The Supreme Court will hold oral arguments on the constitutionality of same-sex benefits in the next term.
NEW YORK
Gay Border Patrol officer fights his firing
BUFFALO (AP) – A former U.S. border officer is suing the government, saying he was wrongly targeted for firing and criminal charges after an incident with a Chinese tourist at the U.S.-Canada border.
Robert Rhodes was acquitted in 2005 of charges he violated the tourist’s civil rights by pushing her head into the pavement as several officers sought to control her after she ran from a checkpoint.
But instead of returning to work, the 17-year veteran of Customs and Border Protection said he was fired. His lawyer said Rhodes was considered expendable because he had filed a federal complaint against his employer alleging unfair treatment because he is gay.
“I lost my home, my pension. No one will hire me. No one will even talk to me,” Rhodes said Wednesday. His lawyer filed a pair of $25 million civil suits against the United States and three Homeland Security officers in U.S. District Court on Monday.

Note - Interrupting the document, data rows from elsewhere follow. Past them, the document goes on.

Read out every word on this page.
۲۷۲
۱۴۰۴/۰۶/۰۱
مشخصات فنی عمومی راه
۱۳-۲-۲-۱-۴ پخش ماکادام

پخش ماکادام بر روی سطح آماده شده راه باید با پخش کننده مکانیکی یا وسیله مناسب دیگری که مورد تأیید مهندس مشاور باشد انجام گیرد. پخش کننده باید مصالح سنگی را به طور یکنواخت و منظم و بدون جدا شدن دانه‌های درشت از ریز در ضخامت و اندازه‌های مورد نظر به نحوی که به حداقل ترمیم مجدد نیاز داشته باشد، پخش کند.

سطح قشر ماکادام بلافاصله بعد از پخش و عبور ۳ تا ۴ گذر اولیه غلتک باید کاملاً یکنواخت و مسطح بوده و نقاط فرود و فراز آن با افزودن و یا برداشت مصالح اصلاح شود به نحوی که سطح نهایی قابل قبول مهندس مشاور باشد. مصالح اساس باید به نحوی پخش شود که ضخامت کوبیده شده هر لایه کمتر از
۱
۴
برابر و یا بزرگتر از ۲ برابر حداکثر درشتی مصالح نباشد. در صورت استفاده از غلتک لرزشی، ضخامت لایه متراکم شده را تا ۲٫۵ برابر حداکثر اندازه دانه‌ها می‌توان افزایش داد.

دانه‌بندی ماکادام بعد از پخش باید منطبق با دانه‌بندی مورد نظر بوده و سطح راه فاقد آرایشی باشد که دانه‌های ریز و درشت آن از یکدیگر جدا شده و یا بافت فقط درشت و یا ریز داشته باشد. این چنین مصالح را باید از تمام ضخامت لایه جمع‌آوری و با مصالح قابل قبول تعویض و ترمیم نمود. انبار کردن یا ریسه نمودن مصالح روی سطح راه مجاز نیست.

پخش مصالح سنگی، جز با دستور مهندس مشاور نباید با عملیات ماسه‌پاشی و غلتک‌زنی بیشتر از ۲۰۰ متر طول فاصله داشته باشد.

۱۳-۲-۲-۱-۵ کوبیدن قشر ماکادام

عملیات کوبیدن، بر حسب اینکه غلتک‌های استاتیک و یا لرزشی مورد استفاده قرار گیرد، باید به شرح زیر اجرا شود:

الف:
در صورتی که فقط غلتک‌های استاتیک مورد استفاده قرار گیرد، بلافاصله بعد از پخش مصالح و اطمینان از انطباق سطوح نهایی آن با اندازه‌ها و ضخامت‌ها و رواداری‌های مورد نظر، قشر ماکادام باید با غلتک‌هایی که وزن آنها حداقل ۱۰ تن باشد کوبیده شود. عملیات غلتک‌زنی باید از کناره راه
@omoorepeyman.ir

Rhodes says he was selectively prosecuted by the government under pressure from Chinese authorities, who expressed outrage over the July 2004 incident after news photos of a battered-looking Zhao Yan caught their attention.
While several officers were involved in Zhao’s detention, only Rhodes was charged.
Rhodes’ legal action also targets three CBP agents he said conspired to arrest him.
A spokesperson for Customs and Border Protection, Kevin Corsaro, declined to comment on the Rhodes case, citing departmental policy that prohibits discussion of ongoing litigation.
During Rhodes’ criminal trial, a federal prosecutor denied the allegations, saying Rhodes was charged almost immediately after the incident and before Chinese officials noticed.
Meanwhile, a $10 million civil suit filed by Zhao Yan against the United States is pending.
During the trial, Zhao said she ran from the customs building because she was frightened by the border agents who beckoned her and two traveling companions inside. The agents were trying to determine whether the group had been traveling with a man found carrying drugs.
TEXAS
Frisco man accused of having unprotected sex while HIV positive
FRISCO (AP) – A suburban Dallas man accused of having unprotected sex while aware of being HIV positive has been charged with four counts of aggravated assault.
Philippe Padieu, 51, of Frisco, is accused of having sex with four women, at least one of whom has tested positive for HIV, the virus that causes AIDS, said Frisco police Sgt. Gerald Meadors.
Padieu was being held Tuesday night in the Collin County Jail in McKinney on $50,000 bond for each charge. A jail spokesperson said she had no records that indicate whether he has an attorney.
Padieu, a martial arts instructor, was arrested at an Addison nightclub last week. He has known since the fall of 2005 that he is HIV positive, Frisco police said in a news release.
VERMONT
MONTPELIER (AP) – The leaders of the Vermont House and Senate on Wednesday announced the appointment of a commission to decide whether the Legislature should consider allowing same-sex marriage in the state.
The 10-member commission will be led by former state Rep. Tom Little, who served as chair of the House Judiciary Committee, when the Legislature passed the law legalizing civil unions in the state in 2000.
“Their charge will be to review and evaluate Vermont laws with relationship to same-sex couples and their families,” House Speaker Gaye Symington, D-Jericho, said.
The volunteer commission is to complete its study by next spring, so it’s unlikely the Legislature could consider a same-sex marriage bill before 2009.